Les ministres de la Coopération et de l’Energie

 

Les différents partenaires techniques et financiers, ainsi que certains membres du gouvernement ont procédé, jeudi, 15 janvier, à Conakry, au lancement des études d’actualisation de la faisabilité technico-économique du projet d’aménagement hydroélectrique de Souapiti.

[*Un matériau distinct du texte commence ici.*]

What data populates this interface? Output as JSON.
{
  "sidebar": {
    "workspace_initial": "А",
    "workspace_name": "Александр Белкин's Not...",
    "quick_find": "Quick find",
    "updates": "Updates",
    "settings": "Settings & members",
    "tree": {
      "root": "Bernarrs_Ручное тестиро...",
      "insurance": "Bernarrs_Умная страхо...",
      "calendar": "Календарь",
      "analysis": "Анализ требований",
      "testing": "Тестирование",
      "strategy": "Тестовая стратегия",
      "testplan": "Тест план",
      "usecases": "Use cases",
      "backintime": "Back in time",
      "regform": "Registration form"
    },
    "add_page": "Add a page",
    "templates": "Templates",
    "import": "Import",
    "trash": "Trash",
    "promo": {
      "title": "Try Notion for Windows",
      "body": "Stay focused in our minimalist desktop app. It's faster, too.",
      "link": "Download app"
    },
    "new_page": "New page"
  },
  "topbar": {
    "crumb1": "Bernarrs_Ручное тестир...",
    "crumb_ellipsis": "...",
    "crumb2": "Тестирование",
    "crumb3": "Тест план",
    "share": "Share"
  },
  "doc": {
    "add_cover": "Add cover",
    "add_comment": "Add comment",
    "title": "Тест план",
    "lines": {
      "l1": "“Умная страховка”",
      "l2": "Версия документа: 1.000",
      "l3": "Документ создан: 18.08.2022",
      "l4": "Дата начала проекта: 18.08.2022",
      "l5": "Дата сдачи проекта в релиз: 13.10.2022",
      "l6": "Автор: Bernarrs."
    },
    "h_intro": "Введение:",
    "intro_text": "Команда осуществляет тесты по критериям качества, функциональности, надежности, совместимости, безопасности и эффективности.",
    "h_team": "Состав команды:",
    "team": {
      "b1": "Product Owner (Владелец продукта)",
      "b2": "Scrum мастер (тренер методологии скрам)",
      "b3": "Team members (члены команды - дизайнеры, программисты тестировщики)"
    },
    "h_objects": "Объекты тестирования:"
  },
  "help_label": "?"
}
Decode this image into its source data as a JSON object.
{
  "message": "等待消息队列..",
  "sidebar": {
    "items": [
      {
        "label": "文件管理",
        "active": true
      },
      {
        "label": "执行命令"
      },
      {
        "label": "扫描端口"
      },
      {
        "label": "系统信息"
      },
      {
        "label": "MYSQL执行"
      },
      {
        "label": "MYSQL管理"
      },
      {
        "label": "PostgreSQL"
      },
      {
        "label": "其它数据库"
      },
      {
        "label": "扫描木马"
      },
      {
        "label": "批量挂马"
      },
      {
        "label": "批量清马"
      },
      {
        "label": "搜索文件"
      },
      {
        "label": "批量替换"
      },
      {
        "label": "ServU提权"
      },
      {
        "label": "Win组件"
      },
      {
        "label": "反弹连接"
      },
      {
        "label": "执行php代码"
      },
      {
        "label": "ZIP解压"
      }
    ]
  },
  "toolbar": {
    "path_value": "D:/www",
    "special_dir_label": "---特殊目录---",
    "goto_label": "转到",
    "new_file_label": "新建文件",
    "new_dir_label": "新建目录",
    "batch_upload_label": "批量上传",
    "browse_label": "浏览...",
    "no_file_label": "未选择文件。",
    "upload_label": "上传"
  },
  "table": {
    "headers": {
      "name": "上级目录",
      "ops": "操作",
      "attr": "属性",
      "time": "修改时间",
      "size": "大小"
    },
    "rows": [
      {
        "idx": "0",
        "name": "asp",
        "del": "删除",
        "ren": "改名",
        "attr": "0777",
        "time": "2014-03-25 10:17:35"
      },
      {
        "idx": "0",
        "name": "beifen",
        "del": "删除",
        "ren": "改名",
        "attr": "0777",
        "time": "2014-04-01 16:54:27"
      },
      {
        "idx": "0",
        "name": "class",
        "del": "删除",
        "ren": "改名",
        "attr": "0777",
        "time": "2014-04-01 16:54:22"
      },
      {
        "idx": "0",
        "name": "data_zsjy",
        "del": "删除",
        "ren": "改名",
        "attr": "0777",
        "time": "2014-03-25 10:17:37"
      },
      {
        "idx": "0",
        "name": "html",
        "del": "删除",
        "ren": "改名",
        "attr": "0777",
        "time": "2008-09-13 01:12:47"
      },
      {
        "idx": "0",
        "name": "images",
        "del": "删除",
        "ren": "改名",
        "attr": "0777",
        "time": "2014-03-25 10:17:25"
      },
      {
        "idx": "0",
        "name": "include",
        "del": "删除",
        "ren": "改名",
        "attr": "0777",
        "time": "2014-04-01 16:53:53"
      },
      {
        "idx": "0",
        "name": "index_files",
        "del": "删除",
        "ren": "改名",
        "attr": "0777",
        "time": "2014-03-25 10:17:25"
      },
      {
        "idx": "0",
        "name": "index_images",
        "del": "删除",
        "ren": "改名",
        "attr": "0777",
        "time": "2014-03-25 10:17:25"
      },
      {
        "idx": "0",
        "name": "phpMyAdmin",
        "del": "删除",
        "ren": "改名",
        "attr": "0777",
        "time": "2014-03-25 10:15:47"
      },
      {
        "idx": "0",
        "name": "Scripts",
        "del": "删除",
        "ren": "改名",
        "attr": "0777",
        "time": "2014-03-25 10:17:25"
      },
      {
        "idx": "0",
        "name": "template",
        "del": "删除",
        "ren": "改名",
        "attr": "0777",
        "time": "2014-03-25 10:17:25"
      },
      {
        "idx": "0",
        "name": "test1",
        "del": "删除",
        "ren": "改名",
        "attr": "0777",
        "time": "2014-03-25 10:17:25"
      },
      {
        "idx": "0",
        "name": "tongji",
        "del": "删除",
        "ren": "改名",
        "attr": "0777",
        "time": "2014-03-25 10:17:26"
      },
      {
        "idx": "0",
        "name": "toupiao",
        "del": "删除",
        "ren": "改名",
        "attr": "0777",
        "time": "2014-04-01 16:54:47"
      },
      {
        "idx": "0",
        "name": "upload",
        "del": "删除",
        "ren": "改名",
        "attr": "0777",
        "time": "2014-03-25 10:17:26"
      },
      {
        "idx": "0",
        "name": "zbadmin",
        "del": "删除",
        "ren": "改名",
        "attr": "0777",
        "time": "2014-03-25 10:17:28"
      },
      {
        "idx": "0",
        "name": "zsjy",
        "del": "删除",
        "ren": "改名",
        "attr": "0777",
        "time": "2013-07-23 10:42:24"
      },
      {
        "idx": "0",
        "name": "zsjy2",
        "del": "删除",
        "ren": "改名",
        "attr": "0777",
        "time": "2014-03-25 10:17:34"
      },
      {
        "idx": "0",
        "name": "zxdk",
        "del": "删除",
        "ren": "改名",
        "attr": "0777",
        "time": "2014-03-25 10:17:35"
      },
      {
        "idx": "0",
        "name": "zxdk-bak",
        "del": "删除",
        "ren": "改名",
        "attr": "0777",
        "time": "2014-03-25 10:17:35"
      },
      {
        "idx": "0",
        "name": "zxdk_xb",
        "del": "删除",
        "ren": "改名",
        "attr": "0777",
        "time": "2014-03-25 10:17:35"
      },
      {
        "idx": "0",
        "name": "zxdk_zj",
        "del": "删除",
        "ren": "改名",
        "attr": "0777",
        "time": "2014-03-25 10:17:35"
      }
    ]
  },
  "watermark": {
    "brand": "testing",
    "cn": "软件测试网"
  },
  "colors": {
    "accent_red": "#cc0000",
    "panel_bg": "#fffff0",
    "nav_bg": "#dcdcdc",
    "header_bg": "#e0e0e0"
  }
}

A rappeler, que l’Administration coloniale s’était très tôt intéressée à l’aménagement de Souapiti depuis les années 1947. Après les études de faisabilité, les travaux des ouvrages de franchissement, tels que le pont de Souapiti et celui de Badi ont démarré en 1950. En 1958, les travaux ont été arrêtés suite au choix du peuple de Guinée à rester libre et indépendant.

Après l’Indépendance, un Ministère de l’Energie et du Konkouré a été créé pour que soit réalisé l’aménagement de Souapiti. Malheureusement rien n’a abouti. Il a fallu attendre la 3ème République sous la présidence du Pr Alpha Condé, pour lancer une véritable étude de faisabilité de l’aménagement de Souapiti sur le fleuve Konkouré.

Les autorités guinéennes ont ainsi décidé de développer le complexe hydroélectrique de Kaléta-Souapiti sur le fleuve Konkouré dans le cadre d’une stratégie nationale pour l’utilisation des ressources hydroélectriques nationales. Cette stratégie vise à l’amélioration de la fourniture de l’électricité pour la population guinéenne et pour les développements miniers du pays.

Elle vise aussi le développement du potentiel du pays pour exporter de l’électricité vers les marchés régionaux, maintenant que le réseau électrique d’interconnexion est en cours de construction dans le cadre du Système d’Echanges d’Energie Electrique ouest africain (EEEOA) et d’autres institutions sous-régionales, telles que l’Organisation pour la Mise en Valeur du Fleuve Gambie (OMVG) et l’Organisation pour la Mise en Valeur du Fleuve Sénégal (OMVS).

C’est dans cette optique, que le secrétaire général de l’EEEAO, Amadou Diallo, a souligné dans son discours, que ‘’l’Afrique de l’Ouest accuse un grand retard en matière de fourniture d’électricité, caractérisée par une offre qui est non seulement insuffisante, mais aussi irrégulière et une des plus chères du monde’’.

Il a affirmé que «la réalisation du projet de Souapiti viendra non seulement augmenter la capacité de production en Guinée, mais aussi le volume de stockage créé par le futur barrage permettra  de réguler les apports naturels et par la suite d’augmenter la puissance garantie des Centrales situées en aval, dont Kaléta. La mise à jour de l’étude montrera le rôle clé que ce projet jouera au cœur de la sous-région et de la région».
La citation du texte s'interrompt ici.